Friday, September 26, 2014


APOD 1.5: The Lagoon Nebula
 
This large lagoon nebula is home to many young star clusters and hot gas. This one spans 100 light years across and 500 light years away. It is so big, you can actually see it from earth without a telescope, towards the direction of the constellation Sagittarius. A bright knot of gas and dust in the nebula's center is known as the Hourglass Nebula. 

 
 

Friday, September 19, 2014

 

 
APOD 1.4: Aurora Over Maine
 
Earlier this month active sunspots rotated into view and unleashed a series of solar flares and plasmas into the Solar System. In particular, a pair of Coronal Mass Ejections  (CMEs) entered the Earth's magnetosphere toward the end of last week, creating the most intense geomagnetic storm (a temporary disturbance of the Earth's magnetosphere caused by a solar wind shock wave and/or cloud of magnetic field which interacts with the Earth's magnetic field) so far this year. the plasma clouds traveled all the way down to Wisconsin and the northern lights were viewed over Acadia National Park in Maine.



Thursday, September 18, 2014

Biography Source Citations: Longomontanus

"Longomontanus." Science and Its Times. Ed. Neil Schlager and Josh Lauer. Vol. 3: 1450 to 1699. Detroit: Gale, 2001. 394. Gale Virtual Reference Library. Web. 18 Sept. 2014.

"Severin, Christian." Complete Dictionary of Scientific Biography. Vol. 12. Detroit: Charles Scribner's Sons, 2008. 332.Gale Virtual Reference Library. Web. 18 Sept. 2014.

Friday, September 12, 2014


APOD 1.3: Milky Way Over the Northern Lights
 

        Aurora Borealis was seen over Östersund, Sweden with a large part of the Milky Way floating over it. The auroras were caused by the sun ejecting plasma clouds into the solar system.
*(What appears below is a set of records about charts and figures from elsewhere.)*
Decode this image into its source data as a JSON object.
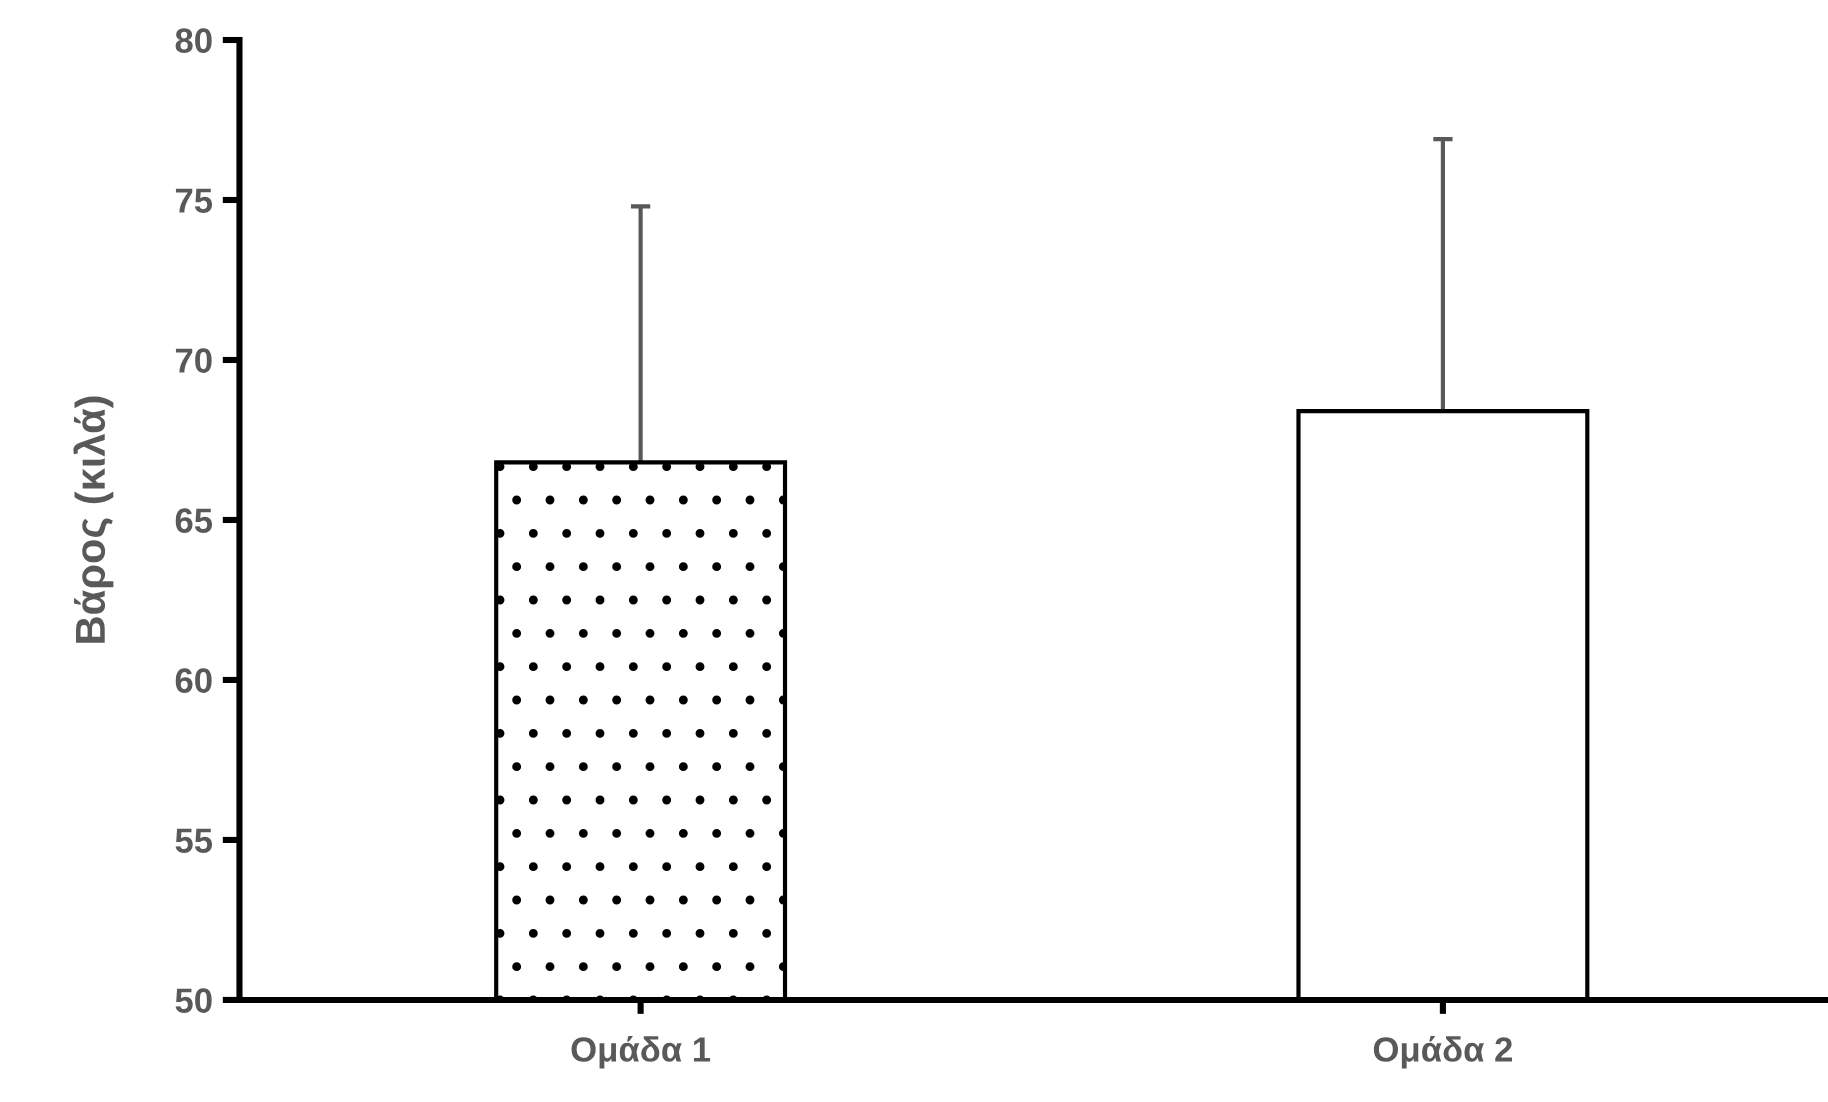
{
  "chart_data": {
    "type": "bar",
    "ylabel": "Βάρος (κιλά)",
    "categories": [
      "Ομάδα 1",
      "Ομάδα 2"
    ],
    "values": [
      66.8,
      68.4
    ],
    "colors": [
      "#ffffff",
      "#ffffff"
    ],
    "errors": [
      [
        66.8,
        74.8
      ],
      [
        68.4,
        76.9
      ]
    ],
    "ylim": [
      50,
      80
    ],
    "yticks": [
      50,
      55,
      60,
      65,
      70,
      75,
      80
    ],
    "grid": false,
    "legend": false
  }
}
Auroras would continue do to a sunspot that moved into the solar system.

Friday, September 5, 2014


APOD 1.2: Airglow Ripples Over Tibet
 
       In late April, following a big thunderstorm over Bangladesh, giant colorful air ripples appeared over Tibet, China. The pattern is created by atmospheric gravity waves, which are waves of alternating air pressure as they rise higher up and the air gets thinner. Airglow is produced by chemiluminescence, the production of light in a chemical reaction.


Monday, September 1, 2014

APOD 1.1

     For my first blog entry, I chose an event that happened on August 27. This is a snapshot of the Milky way Galaxy over Yellowstone National Park in Wyoming, USA. the colors of the Milky Way were brightened by the steam and bacteria evaporating off of Silex Spring, which has a magma chamber located underneath.